Quantifying the evolution of antimicrobial resistance in mixed species communities, BBSRC SWBio, PhD in Biosciences studentship

The SWBio DTP is one of the 12 Doctoral Training Partnerships funded by the BBSRC to provide PhD training in areas of their strategic relevance. The SWBio DTP is a consortium comprising the Universities of Bristol (lead), Bath, Cardiff, Exeter, and Rothamsted Research. Together, these institutions present a distinctive cadre of bioscience research staff and students with established international, national and regional networks and widely recognised research excellence. For further details about the programme please see https://www.swbio.ac.uk/

Location: University of Exeter, Streatham Campus, Exeter EX4 4QJ

Supervisory team:
Prof Neil Gow, College of Life and Environmental Sciences, University of Exeter
Prof Robert Beardmore, Department of Biosciences, College of Life and Environmental Sciences, University of Exeter
Dr Steve Bates, Department of Biosciences, College of Life and Environmental Sciences, University of Exeter
Dr Daniel Henk, University of Bath


Antibiotic resistance poses formidable challenge with resistance to all but the most recently discovered antibiotics encountered in clinical and agricultural practice. Fundamental to successful deployment of antibiotics is our ability to accurately measure their efficacy. Currently this is exclusively done using microbial monocultures. Yet in nature microbes form intricate communities where multiple strains and species communicate, cooperate and compete. So why should a single species understanding of microbial response to antibiotics completely explain resistance progression in nature? Indeed, our recent work published in Nature Ecology and Evolution (Beardmore et al 2018) demonstrates that single species antibiotic dose response is a poor predictor of multi-species community dynamics during treatment and after antibiotic withdrawal.

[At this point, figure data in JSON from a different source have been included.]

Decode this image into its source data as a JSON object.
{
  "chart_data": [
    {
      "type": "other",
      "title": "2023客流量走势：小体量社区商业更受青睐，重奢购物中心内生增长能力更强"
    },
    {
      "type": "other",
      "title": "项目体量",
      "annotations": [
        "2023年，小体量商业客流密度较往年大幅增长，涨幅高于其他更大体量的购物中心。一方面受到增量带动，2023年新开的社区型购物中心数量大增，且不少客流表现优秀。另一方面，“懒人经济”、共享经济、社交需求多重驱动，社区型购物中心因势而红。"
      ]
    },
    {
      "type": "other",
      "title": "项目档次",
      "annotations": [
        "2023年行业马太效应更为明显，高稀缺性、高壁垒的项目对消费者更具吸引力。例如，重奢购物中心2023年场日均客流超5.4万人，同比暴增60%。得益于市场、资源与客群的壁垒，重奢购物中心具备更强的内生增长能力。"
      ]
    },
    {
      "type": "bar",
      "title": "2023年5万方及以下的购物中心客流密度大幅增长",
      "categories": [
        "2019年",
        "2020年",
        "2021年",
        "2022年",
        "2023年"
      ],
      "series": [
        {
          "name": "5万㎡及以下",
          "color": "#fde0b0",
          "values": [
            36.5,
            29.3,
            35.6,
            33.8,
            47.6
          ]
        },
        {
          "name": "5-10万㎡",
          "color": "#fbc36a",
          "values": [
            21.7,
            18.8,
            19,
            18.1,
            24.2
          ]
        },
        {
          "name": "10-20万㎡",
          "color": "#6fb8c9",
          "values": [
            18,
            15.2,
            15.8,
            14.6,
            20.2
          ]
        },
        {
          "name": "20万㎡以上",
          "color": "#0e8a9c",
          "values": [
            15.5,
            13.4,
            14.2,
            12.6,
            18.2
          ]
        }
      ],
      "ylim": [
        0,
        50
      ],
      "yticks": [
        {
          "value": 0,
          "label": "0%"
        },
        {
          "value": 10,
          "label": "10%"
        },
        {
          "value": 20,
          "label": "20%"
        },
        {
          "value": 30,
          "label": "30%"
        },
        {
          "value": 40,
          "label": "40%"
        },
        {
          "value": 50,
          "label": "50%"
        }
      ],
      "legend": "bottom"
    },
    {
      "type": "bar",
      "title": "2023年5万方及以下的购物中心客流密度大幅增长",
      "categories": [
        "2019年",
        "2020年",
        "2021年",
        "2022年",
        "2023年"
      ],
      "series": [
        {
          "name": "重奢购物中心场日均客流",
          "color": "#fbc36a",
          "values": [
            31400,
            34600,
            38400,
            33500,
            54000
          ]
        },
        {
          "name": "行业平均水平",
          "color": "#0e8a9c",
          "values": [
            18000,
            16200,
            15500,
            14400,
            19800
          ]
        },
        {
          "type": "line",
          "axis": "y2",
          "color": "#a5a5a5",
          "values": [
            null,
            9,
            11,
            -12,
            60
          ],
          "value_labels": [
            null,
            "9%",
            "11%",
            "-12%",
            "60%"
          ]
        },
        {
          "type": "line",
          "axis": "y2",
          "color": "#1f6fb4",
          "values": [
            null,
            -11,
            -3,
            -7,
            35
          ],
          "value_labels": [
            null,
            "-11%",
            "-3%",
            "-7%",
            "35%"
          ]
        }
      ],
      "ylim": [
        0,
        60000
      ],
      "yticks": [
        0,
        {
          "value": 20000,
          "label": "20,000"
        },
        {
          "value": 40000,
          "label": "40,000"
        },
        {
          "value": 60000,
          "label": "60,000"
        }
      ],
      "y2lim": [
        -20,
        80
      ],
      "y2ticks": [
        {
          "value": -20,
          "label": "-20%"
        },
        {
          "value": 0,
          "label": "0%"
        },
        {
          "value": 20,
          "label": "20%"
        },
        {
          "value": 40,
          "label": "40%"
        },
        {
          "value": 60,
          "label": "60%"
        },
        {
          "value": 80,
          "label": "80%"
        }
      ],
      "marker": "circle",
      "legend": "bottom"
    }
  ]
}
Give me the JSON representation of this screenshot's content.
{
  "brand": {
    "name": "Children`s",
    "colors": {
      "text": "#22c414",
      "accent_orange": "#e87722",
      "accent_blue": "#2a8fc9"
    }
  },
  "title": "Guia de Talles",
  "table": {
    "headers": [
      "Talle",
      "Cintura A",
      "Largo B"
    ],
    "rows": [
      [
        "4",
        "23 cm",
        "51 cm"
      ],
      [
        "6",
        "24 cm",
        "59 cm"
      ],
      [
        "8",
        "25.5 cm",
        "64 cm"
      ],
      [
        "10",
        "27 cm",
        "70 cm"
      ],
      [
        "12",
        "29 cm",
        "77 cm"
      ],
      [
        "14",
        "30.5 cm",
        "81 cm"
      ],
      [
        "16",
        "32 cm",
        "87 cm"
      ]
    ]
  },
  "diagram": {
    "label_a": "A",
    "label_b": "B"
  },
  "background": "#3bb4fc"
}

This project will quantify the evolution of drug-resistance in mixed-species communities using deadly human pathogens Candida albicans and Candida glabrata as a model system. Both species are commensal microbes found together in the microbiota of healthy individuals but they are also opportunistic pathogens causing life-threatening disseminated infections. These infections are difficult to diagnose and are associated with high mortality rate, ranging from 46-75% for Candidiasis in the bloodstream. Strikingly, as many people die each year from the top ten invasive fungal diseases, including candidiasis, as do from tuberculosis or malaria.

The supervisory team includes Professors Ivana Gudelj, Neil Gow, Rob Beardmore and Dr Steve Bates at Exeter and Dr Daniel Henk at Bath, and brings together a range of complementary skills including in vitro and in vivo experimental evolution, molecular biology, quantitative modeling and genomics.